Le Maroc refuse l’extradition du braqueur franco-marocain condamné en France

Nabil Ibelati, condamné par défaut pour le braquage d’une horlogerie de luxe à Cannes le 31 juillet 2013, ne sera pas extradé en France, apprend-on ce mercredi de source judiciaire.

Son complice avait été condamné à cinq ans de prison, et son frère aîné, à trois ans ferme pour recel, dans cette affaire très médiatisée, survenue quelques jours après le « casse du siècle » au Carlton.

En cavale au Maroc, dont il est originaire, Nabil Ibelati menait une vie de nabab et étalait ses frasques sur Facebook, narguant à distance les magistrats français.
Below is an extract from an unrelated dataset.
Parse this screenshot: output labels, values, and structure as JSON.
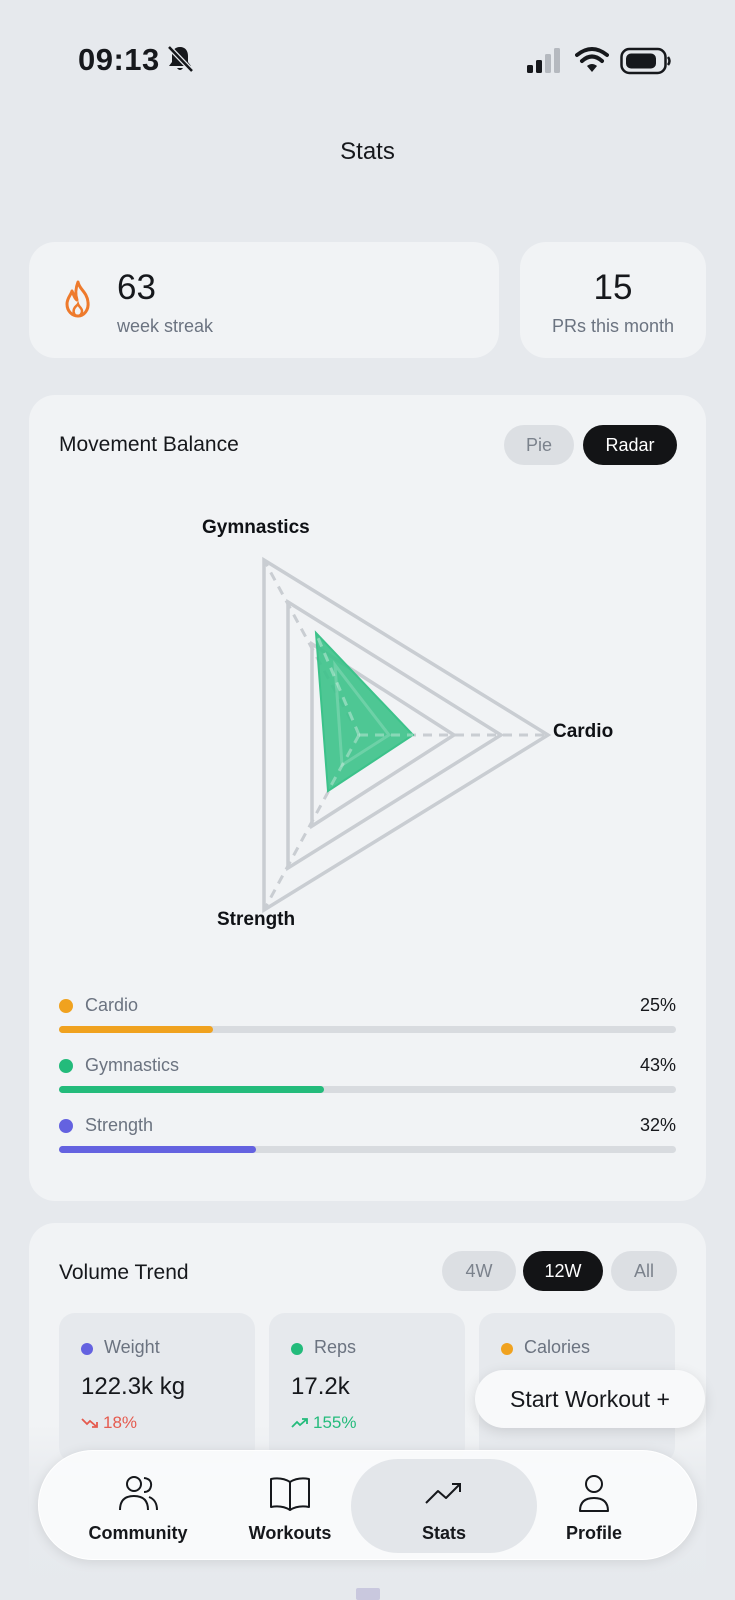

Les autorités marocaines ont mis fin à la mascarade le 15 août dernier, en interpellant le fugitif au Maroc. Il y était incarcéré depuis.

Nabil Ibelati avait fait savoir par la voix de son avocat qu’il souhaitait être rejugé en France. Le Maroc, lié avec la France par une convention d’extradition, en a semble-t-il décidé autrement.

En effet, le parquet de Grasse (Alpes-Maritimes) a annoncé ce jeudi que le Maroc refusait l’extradition de Nabil Ibelati, un ressortissant franco-marocain condamné pour un braquage spectaculaire à Cannes. «Nous avons dès lors transmis la procédure aux autorités judiciaires marocaines, qui deviennent compétentes pour instruire et juger cette affaire», a précisé le parquet, confirmant une information de Nice-Matin.

Originaire de Vallauris-Golfe-Juan, Nabil Ibelati, 30 ans, avait dévalisé avec un complice, le 31 juillet 2013, la bijouterie Kronometry située en face du Palais des festivals, à Cannes. Les deux hommes, armés d’une grenade et d’un pistolet, avaient agi en plein jour et à visage découvert et emporté, après avoir ligoté une employée de la boutique, une centaine de montres pour une valeur de 1,7 million d’euros.

Avant son arrestation à Marrakech le 15 août dernier et son incarcération dans ce pays, le braqueur s’était distingué en documentant pendant deux ans, sur sa page Facebook, sa vie de vacancier en cavale avec des photos le montrant à dos de chameau dans le désert marocain, au guidon d’une moto ou encore prenant le frais dans un piscine. Selon des écoutes réalisées pendant l’instruction, la vente d’un lot de montres lui aurait rapporté au moins 350.000 euros, lui permettant d’acheter plusieurs biens immobiliers à Marrakech.

Le procès de ce hold-up s’était déroulé le 7 août 2015 au tribunal correctionnel de Grasse. Nabil Ibelati, alors en fuite au Maroc, avait été condamné par défaut à 10 ans de prison et 200.000 euros d’amende. Il devait aussi rembourser le préjudice de 1,7 million d’euros avec son complice de 27 ans, condamné à 5 ans de prison. Un troisième comparse, Yassine, le frère aîné de Nabil, avait écopé de 3 ans de prison pour recel et 50.000 euros d’amende.

Après son arrestation, Nabil Ibelati avait indiqué vouloir être jugé en France. «Il veut s’expliquer devant un tribunal français», avait rapporté son avocat, Me Loyer.